There was a sound of footsteps on the flagstones of the corridor. Thompson dropped to his knees at the end of the granite-ton sarcophagus. The legs of the guard's chair clicked as they dropped to the floor, and someone was talking to him—an indeterminate rumble of men's voices that conveyed no meaning. Then one of the men said loudly: "But I would swear I saw him come this way!" They said he did. They said . . .

Thompson's neck and face began to twitch and his glinting eyes to seek the dimensions of every corner. He looked upward and, with a quick gasp, grabbed his brief case. Then, clutching it in his fingers, he seized the broad ledge of the sarcophagus and drew himself up its seven-foot wall. Throwing his leg over, he scrambled down, as into a pit.

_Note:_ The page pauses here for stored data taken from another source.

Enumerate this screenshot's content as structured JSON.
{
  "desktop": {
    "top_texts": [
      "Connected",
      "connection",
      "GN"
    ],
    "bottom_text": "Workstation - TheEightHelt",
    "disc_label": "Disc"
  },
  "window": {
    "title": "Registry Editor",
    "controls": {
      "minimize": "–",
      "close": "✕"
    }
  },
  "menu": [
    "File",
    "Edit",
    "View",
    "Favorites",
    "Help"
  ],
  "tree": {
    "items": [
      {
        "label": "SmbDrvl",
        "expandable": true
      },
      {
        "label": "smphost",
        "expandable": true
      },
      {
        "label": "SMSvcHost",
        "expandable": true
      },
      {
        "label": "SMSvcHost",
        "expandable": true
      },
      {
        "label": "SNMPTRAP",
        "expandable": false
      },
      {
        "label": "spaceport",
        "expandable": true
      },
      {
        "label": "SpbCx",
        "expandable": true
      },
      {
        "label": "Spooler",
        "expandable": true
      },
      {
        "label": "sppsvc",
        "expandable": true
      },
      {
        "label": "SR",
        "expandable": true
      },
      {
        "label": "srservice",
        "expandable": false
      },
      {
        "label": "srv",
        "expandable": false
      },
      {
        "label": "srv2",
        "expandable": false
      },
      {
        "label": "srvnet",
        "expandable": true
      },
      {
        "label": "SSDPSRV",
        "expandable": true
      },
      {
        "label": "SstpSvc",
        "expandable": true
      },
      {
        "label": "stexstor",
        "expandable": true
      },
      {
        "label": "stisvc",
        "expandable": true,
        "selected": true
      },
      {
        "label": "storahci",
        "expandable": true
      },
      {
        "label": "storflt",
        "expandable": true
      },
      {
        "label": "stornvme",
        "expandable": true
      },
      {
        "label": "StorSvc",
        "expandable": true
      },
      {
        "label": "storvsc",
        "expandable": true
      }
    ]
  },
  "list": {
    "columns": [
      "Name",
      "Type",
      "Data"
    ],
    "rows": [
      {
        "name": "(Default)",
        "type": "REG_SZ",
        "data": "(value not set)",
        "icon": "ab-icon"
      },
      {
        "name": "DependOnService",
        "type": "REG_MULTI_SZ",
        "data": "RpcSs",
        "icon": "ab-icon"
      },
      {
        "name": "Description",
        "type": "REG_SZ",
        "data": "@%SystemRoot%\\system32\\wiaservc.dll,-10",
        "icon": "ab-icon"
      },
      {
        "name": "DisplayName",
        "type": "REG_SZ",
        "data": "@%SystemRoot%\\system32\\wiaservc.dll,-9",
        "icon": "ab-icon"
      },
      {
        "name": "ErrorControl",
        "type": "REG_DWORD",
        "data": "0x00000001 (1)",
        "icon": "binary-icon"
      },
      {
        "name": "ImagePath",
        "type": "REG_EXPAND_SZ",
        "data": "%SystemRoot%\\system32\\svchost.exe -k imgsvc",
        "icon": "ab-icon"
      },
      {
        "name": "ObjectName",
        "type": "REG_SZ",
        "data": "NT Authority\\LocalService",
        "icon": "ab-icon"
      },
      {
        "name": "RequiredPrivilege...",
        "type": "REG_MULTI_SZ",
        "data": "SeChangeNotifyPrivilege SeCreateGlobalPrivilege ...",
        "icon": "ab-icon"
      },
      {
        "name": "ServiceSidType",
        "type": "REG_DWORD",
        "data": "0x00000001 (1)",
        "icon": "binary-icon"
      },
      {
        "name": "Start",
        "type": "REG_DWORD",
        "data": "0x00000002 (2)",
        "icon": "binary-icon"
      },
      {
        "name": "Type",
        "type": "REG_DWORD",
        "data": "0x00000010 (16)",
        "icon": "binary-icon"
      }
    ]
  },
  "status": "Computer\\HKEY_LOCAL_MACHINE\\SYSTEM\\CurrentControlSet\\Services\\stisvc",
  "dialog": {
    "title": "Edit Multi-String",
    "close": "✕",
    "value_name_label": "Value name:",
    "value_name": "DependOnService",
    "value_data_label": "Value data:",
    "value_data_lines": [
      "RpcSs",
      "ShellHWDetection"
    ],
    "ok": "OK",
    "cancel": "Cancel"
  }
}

The lid was quivering at the disturbance. It had left the wall and stood like a malignant thing of reason, pondering whether to seal the captive in. The man was now struggling madly up the steep smooth side, scuffling it impotently with the toes of his shoes, trying to get out. The lid veered. It shuddered shrieks in a muffled roar of thunder. A statuette toppled, shattering itself on the flagstones. Mummies two and three thousand years old shivered in glass cases. Echoes spent themselves in the vault-like chamber.

Reverberations died in distant corridors; then silence, save for the five o'clock gong.

Without the guard's chair had come down again with a clack. The man rubbed his sleepy eyes as he stood in the doorway. In the vault-like room beyond, a yellow blade of sunlight cut the thickening gloom. A thin cloud of dust particles danced in it. Corners were already dark. Objects in corners already were already indistinguishable. . . . Ah! The sarcophagus lid was down. So that was the cause of the big noise, was it?

The guard stretched, yawning.

"All out!" he called; simply a routine detail. "All out!"

When the guard got downstairs the director was locking the office door. The guard said:

"Dr. Hawley, did you locate the superintendent? George came round to the Egyptian department looking for him, but—"

"Yes, we found him." The director slipped his key into his pocket, set his straw hat at a more jaunty angle, twirled his cane, and started toward the street. "He has just left."

The guard said suddenly: "Oh, by the way, Mr. Hawley. The director paused, half turning. "That big sarcophagus lid fell just now. It—"

"Oh, did it?" Well, I'm not surprised. Dr. Niles warned me of it yesterday. Said the slightest vibration would cause it to fall. So I intended to have it lowered, anyway. . . . When we got round to it. Don't have to bother now, though, do we? Good night."

He went on into the expanse of the evening, twirling his cane.